方向や長が誤っていると、デバイスはストール/タイムアウトします。
タイムアウト vs STALL
STALLは「デバイスが明示的に拒否した」という意味。タイムアウトは「時間内に完了応答が来なかった」という意味。
タイムアウトが意味しうるもの:
- ファームウェアがコマンド処理でハング
- リクエスト中にデバイスリセット
- 方向の不一致
- ホストはデータを期待したがデバイスから来ない
- デバイスはOUTデータを期待したがホストがINを要求
- コマンドが別状態でだけ有効
- フラッシュ消去やセンサ処理が時間超過
トレースは、データステージがあったか、デバイスがその後消えたかを示してくれます。
ブートローダーとファームウェア更新コマンド
ベンダーリクエストは、ブートローダー入り、フラッシュ消去、ファームウェア書き込み、リセット、ステータスポーリングをトリガすることが多いです。
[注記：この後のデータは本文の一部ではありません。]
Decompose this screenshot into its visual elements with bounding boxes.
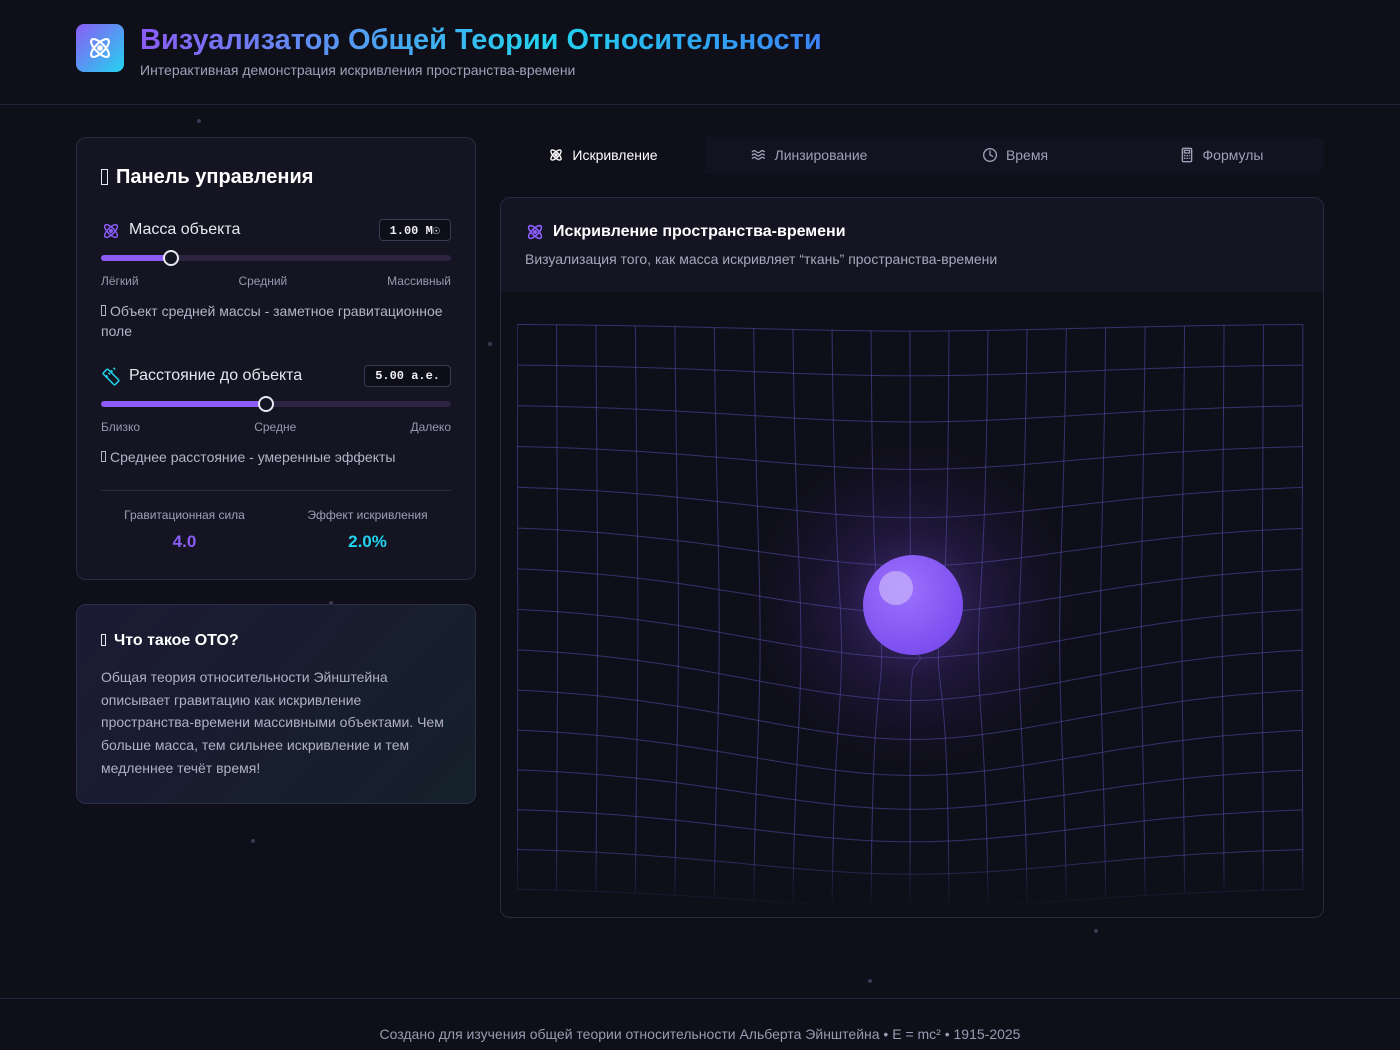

これらのコマンドは時間がかかっても不思議ありませんが、ホストのタイムアウトは期待挙動に合う必要があります。
毎回タイムアウト後に再接続するなら、デバイスは実はリセットに成功している可能性。タイムアウト後に再列挙されないなら、ファームウェアが固まっているかもしれません。
デバッグチェックリスト
次の流れで作業します。
- ベンダーコマンド送信前にキャプチャする
- Setupパケットのフィールドをデコードする
- 方向が期待されるデータステージと一致しているかを確認する
wLengthを確認する- データステージのバイトを確認する
- STALL/タイムアウト/リセット/切断を探す
- デバイスが別モードで再列挙するかを確認する
- 既知の正常なツールとコマンドシーケンスを比較する
- コマンドが正当に長時間を要することを証明してからタイムアウトを延ばす
- 失敗前後のベンダーリクエストシーケンスを保全する
最終的な診断
ベンダー固有コントロールリクエストのタイムアウトはプライベートプロトコルの失敗ですが、USBの証拠は引き続き可視です。Setupパケット/方向/長さ/タイミング/リセット挙動/エンドポイントゼロ応答を見れば、ホストリクエストの形かデバイスファームウェアの状態か、どちらが犯人かが分かります。
Bus Scopeは、プライベートなファームウェアコマンド失敗を「観察可能なUSBの証拠」に変換する手伝いをします。